Quiting drinking isn't the end of the process. It's the beginning! I have to be willing to make changes that support my goal of not drinking. If I don't make those changes, if all I do is stop drinking, my thinking doesn't change, my friends don't change, and my places to hang out don't change. It's an uphill battle that I have little chance of winning. I'm basically lazy. I like to do things the easiest and most expedient way possible so for me to stop dirnking, I made the necessary changes. Of course in the beginning, I didn't know what changes to make, or how to make the changes, so I needed help. I got all the help I needed from people who knew how to change. I haven't had a drink in over 30 years. Notice I didn't say I've been sober for 30 years. Sobriety isn't just not drinking. I've had my share of thinking problems, but the first thing I've always been able to do is remember what I was taught about changing, and the most important thing I remember is to be willing to do what's necessary to not drink. My belief in God, and my friends in AA have never let me down, and although the battle sometimes rears it's ugly head, the fight isn't near as much a struggle as it was in the beginning. Time takes time.
Guest
Join Date: Dec 2006
Location: Canada
Posts: 4,580
I tried quitting a zillion times. I truly believe that willpower alone could change it all. In one blessed moment everything changed. I suddenly realized that everything about my way of thinking and my way of life was simply "wrong". I knew that I needed help because I could no longer trust my own mind. Once I truly realized that little nugget...that my own mind was in jeopardy... my fear based ego shattered. I suddenly felt stripped down to the core..naked and vulnerable somehow.

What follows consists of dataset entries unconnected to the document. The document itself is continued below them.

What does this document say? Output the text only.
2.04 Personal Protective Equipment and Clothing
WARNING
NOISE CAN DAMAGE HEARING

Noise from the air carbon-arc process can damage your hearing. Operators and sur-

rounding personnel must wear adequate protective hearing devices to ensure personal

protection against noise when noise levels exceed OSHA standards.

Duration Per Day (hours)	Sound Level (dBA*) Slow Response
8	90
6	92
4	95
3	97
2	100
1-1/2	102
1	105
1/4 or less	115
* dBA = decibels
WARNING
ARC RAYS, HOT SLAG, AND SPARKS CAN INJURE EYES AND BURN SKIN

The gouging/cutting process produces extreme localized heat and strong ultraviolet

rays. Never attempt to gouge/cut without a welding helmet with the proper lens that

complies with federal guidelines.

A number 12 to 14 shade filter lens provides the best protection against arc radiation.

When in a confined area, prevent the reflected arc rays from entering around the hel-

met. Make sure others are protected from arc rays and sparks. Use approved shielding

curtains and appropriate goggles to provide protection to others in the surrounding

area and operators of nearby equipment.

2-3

A committment to facing life without instanteous escape (e.g. drugs or alcohol) takes work..and support ..and in my mind, some semblance of spirituality. By spirituality, I mean surrendering the belief that you are in control. You are not. You can control whether or not you lift the booze or drugs to your lips or into your arm... but the rest is a crap shoot.
A committment to facing life without instanteous escape (e.g. drugs or alcohol) takes work..and support ..and in my mind, some semblance of spirituality. By spirituality, I mean surrendering the belief that you are in control. You are not. You can control whether or not you lift the booze or drugs to your lips or into your arm... but the rest is a crap shoot.